Optimiza Elasticsearch for your workload:

# Adjust refresh interval for better indexing performance
curl -u elastic:password -X PUT http://localhost:9200/my-index/_settings -H "Content-Type: application/json" -d '{
  "index": {
    "refresh_interval": "30s"
  }
}'

# Configura query cache
curl -u elastic:password -X PUT http://localhost:9200/my-index/_settings -H "Content-Type: application/json" -d '{
  "index": {
    "queries.cache.enabled": true,
    "max_result_window": 100000
  }
}'

# Deshabilita unnecessary features
curl -u elastic:password -X PUT http://localhost:9200/my-index/_settings -H "Content-Type: application/json" -d '{
  "index": {
    "_source.enabled": false
  }
}'

# Configura merge settings
curl -u elastic:password -X PUT http://localhost:9200/my-index/_settings -H "Content-Type: application/json" -d '{
  "index.merge.scheduler.max_thread_count": 2,
  "index.merge.scheduler.auto_throttle": true
}'

# Monitorea performance
curl -u elastic:password http://localhost:9200/_nodes/stats/indices?pretty
curl -u elastic:password http://localhost:9200/_nodes/stats/fs?pretty

Conclusión

Elasticsearch proporciona a powerful, scalable search and analytics platform suitable for applications requiring real-time indexing and complex queries across massive datasets.
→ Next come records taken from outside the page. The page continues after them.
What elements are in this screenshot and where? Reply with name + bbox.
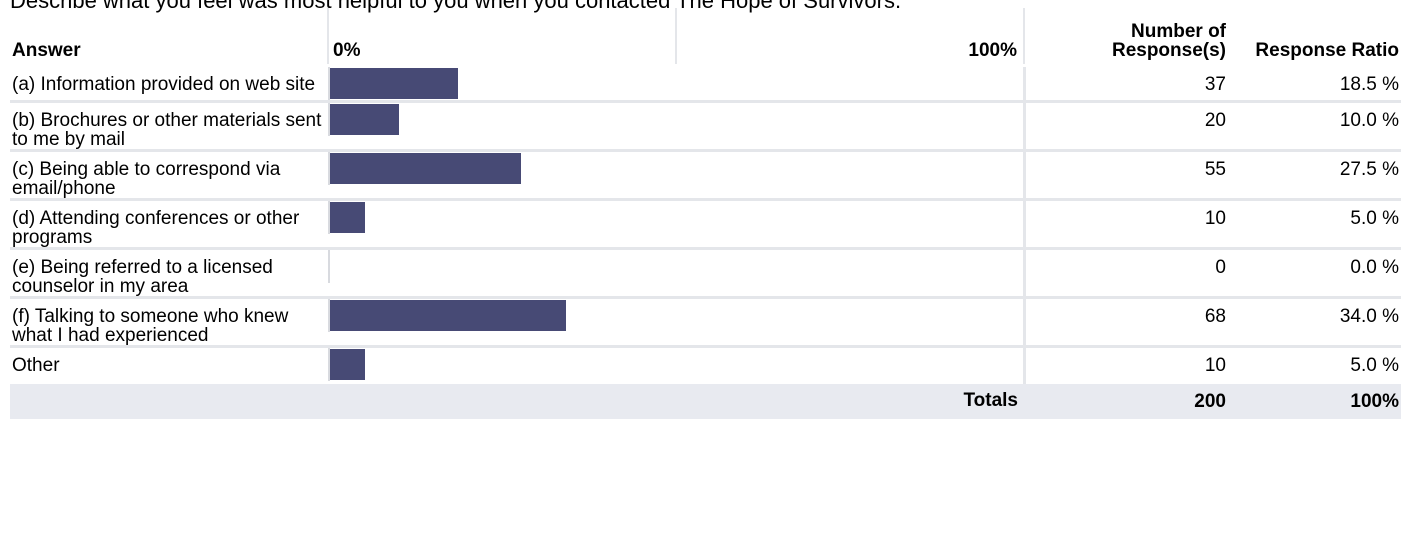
- table-row: (b) Brochures or other materials sent to…: [10, 100, 1401, 151]
- table-row: (d) Attending conferences or other progr…: [10, 198, 1401, 249]
- response-ratio: 34.0 %: [1236, 296, 1401, 347]
- results-table: Answer 0% 100% Number of Response(s) Res…: [10, 8, 1401, 419]
- axis-max-label: 100%: [675, 8, 1024, 67]
- totals-row: Totals 200 100%: [10, 381, 1401, 419]
- bar-track: [328, 348, 1024, 381]
- count-header: Number of Response(s): [1023, 8, 1236, 67]
- response-bar: [330, 300, 566, 331]
- answer-label: (e) Being referred to a licensed counsel…: [10, 247, 328, 298]
- response-count: 10: [1024, 345, 1236, 383]
- bar-track: [328, 299, 1024, 332]
- bar-cell: [328, 296, 1026, 347]
- bar-track: [328, 67, 1024, 100]
- bar-cell: [328, 100, 1026, 151]
- response-count: 37: [1024, 64, 1236, 102]
- totals-ratio: 100%: [1236, 381, 1401, 419]
- response-ratio: 5.0 %: [1236, 198, 1401, 249]
- totals-label: Totals: [328, 381, 1024, 419]
- response-ratio: 18.5 %: [1236, 64, 1401, 102]
- answer-label: (f) Talking to someone who knew what I h…: [10, 296, 328, 347]
- response-bar: [330, 153, 521, 184]
- response-bar: [330, 104, 399, 135]
- answer-label: (c) Being able to correspond via email/p…: [10, 149, 328, 200]
- response-bar: [330, 349, 365, 380]
- header-row: Answer 0% 100% Number of Response(s) Res…: [10, 8, 1401, 67]
- bar-cell: [328, 149, 1026, 200]
- totals-count: 200: [1024, 381, 1236, 419]
- bar-cell: [328, 198, 1026, 249]
- table-row: Other 10 5.0 %: [10, 345, 1401, 383]
- ratio-header: Response Ratio: [1236, 8, 1401, 67]
- totals-spacer: [10, 381, 328, 419]
- response-count: 55: [1024, 149, 1236, 200]
- response-ratio: 5.0 %: [1236, 345, 1401, 383]
- results-body: (a) Information provided on web site 37 18…: [10, 64, 1401, 383]
- response-count: 68: [1024, 296, 1236, 347]
- bar-cell: [328, 247, 1026, 298]
- answer-label: (b) Brochures or other materials sent to…: [10, 100, 328, 151]
- answer-label: (d) Attending conferences or other progr…: [10, 198, 328, 249]
- response-count: 0: [1024, 247, 1236, 298]
- answer-label: Other: [10, 345, 328, 383]
- table-row: (c) Being able to correspond via email/p…: [10, 149, 1401, 200]
- response-bar: [330, 68, 458, 99]
- answer-label: (a) Information provided on web site: [10, 64, 328, 102]
- response-ratio: 27.5 %: [1236, 149, 1401, 200]
- table-row: (a) Information provided on web site 37 18…: [10, 64, 1401, 102]
- response-ratio: 10.0 %: [1236, 100, 1401, 151]
- bar-cell: [328, 345, 1026, 383]
- bar-track: [328, 103, 1024, 136]
- bar-track: [328, 250, 1024, 283]
- table-row: (f) Talking to someone who knew what I h…: [10, 296, 1401, 347]
- response-ratio: 0.0 %: [1236, 247, 1401, 298]
- response-count: 10: [1024, 198, 1236, 249]
- axis-min-label: 0%: [327, 8, 676, 67]
- answer-header: Answer: [10, 8, 328, 67]
- response-bar: [330, 202, 365, 233]
- table-row: (e) Being referred to a licensed counsel…: [10, 247, 1401, 298]
- bar-track: [328, 201, 1024, 234]
- bar-track: [328, 152, 1024, 185]
- bar-cell: [328, 64, 1026, 102]
- response-count: 20: [1024, 100, 1236, 151]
Its built-in clustering, replication, and automatic failover asegúrate de que high availability while index lifecycle management enables cost-effective data retention at scale. By properly configuring nodo discovery, shard allocation, security, and monitoring, you can operate production Elasticsearch clusters that deliver consistent performance and reliability for search-driven applications.